MONETARY POLICY GOING FORWARD
QE has created asset price booms, but historically high excess bank reserves are still generally not being lent, and monetary velocity remains relatively low. But last spring, we witnessed the first tangible sign that the Fed may be trapped in its current posture. The Fed cannot retreat due to excessive debt in the system, the fragility of major financial institutions (still opaque and overleveraged) and the prospect that a collapse of bond prices could lead to a quick, deep recession. This situation may be the early stages of a phase in which the Fed is afraid to act because it has the “tiger by the tail,” and perhaps is beginning to realize that the current situation carries significant risks. QE has not generated a sharp upsurge of sustaining and self-reinforcing growth thus far. What it has done is lift stock and asset prices and exacerbate inequality. If investors lose confidence in paper money, as evidenced by either a hard sell-off in one of the major currencies or a sharp fall in bond prices, the Fed and other major central bankers will be in a pickle. If they stop QE and/or raise short-term rates to deal with the loss of confidence, it could throw global markets into a tailspin and the worldwide economy into a severe new recession. However, if they try to deal with the loss of confidence by stepping up QE or keeping interest rates at zero, there could be an explosion in commodity and other asset prices and a sharp acceleration in inflation. What would be the “exit” from extraordinary Fed policy at that point? The current, benign-looking environment (low inflation and
stable economies) is by no means ordained to be the permanent state of things. At the moment, “tapering” is expected to get underway, but that prospect represents a tentative, slight diminution of bond-buying. It contains no real promise of normalizing monetary conditions. If the economy does not light up, the impact of another year of full-bore QE is impossible to predict. Five years and $4 trillion have created economic and moral distortions but very little sustainable value. Maybe the sixth year will produce the “riot point.” Nobody knows, including the Fed.
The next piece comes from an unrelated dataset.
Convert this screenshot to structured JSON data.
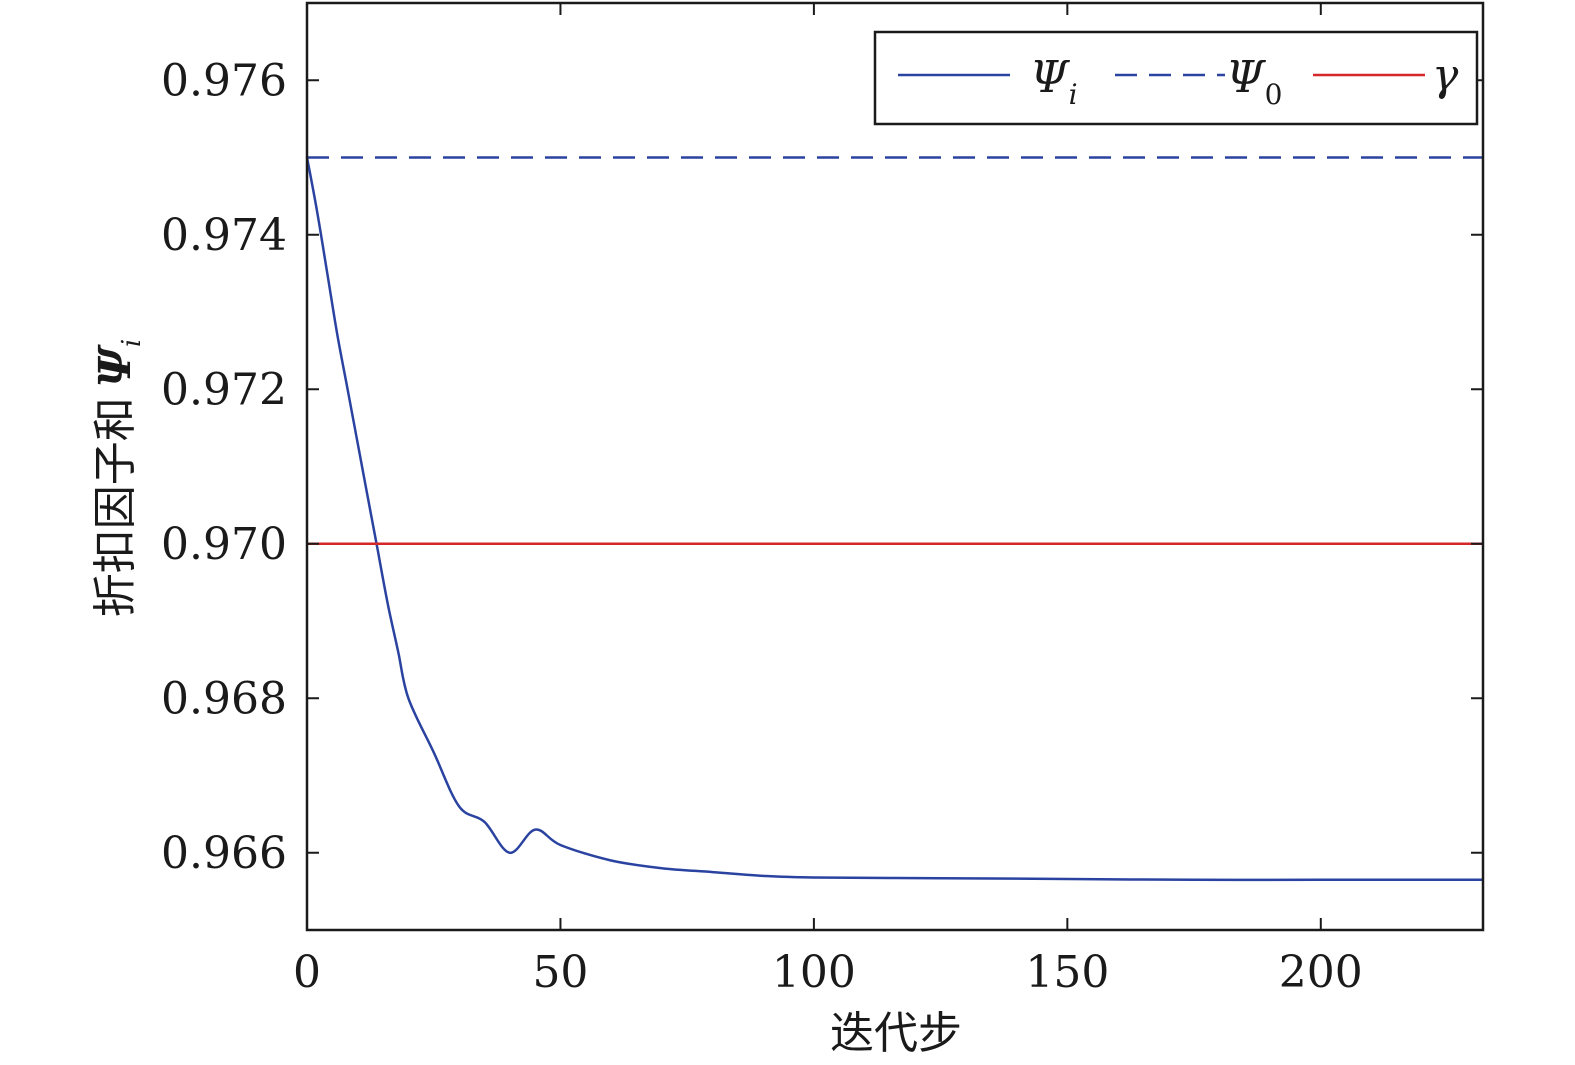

As we and others have said, the Fed is overly reliant upon models that do not account for real-world elements of instruments, markets and traders in the derivatives age. Models cannot possibly take into account unpredictable interactions among huge positions and traders in new and very complicated instruments. Thus, the Fed should be careful, humble and conservative. Instead, it is just blithely plowing ahead as if it knows exactly what is going on. Intelligent captains sail uncharted waters with extra caution and high alert; only fools think that each mile they sail without sinking the vessel further demonstrates that they are wise and the naysayers were fools. This is a formula for destruction. The crash of 2008 should have been smoking-gun evidence of the folly of this approach, but every mistake leading up to the crash, especially excessive and “invisible” leverage and interest rates that were too low, has been doubled down upon in the years since.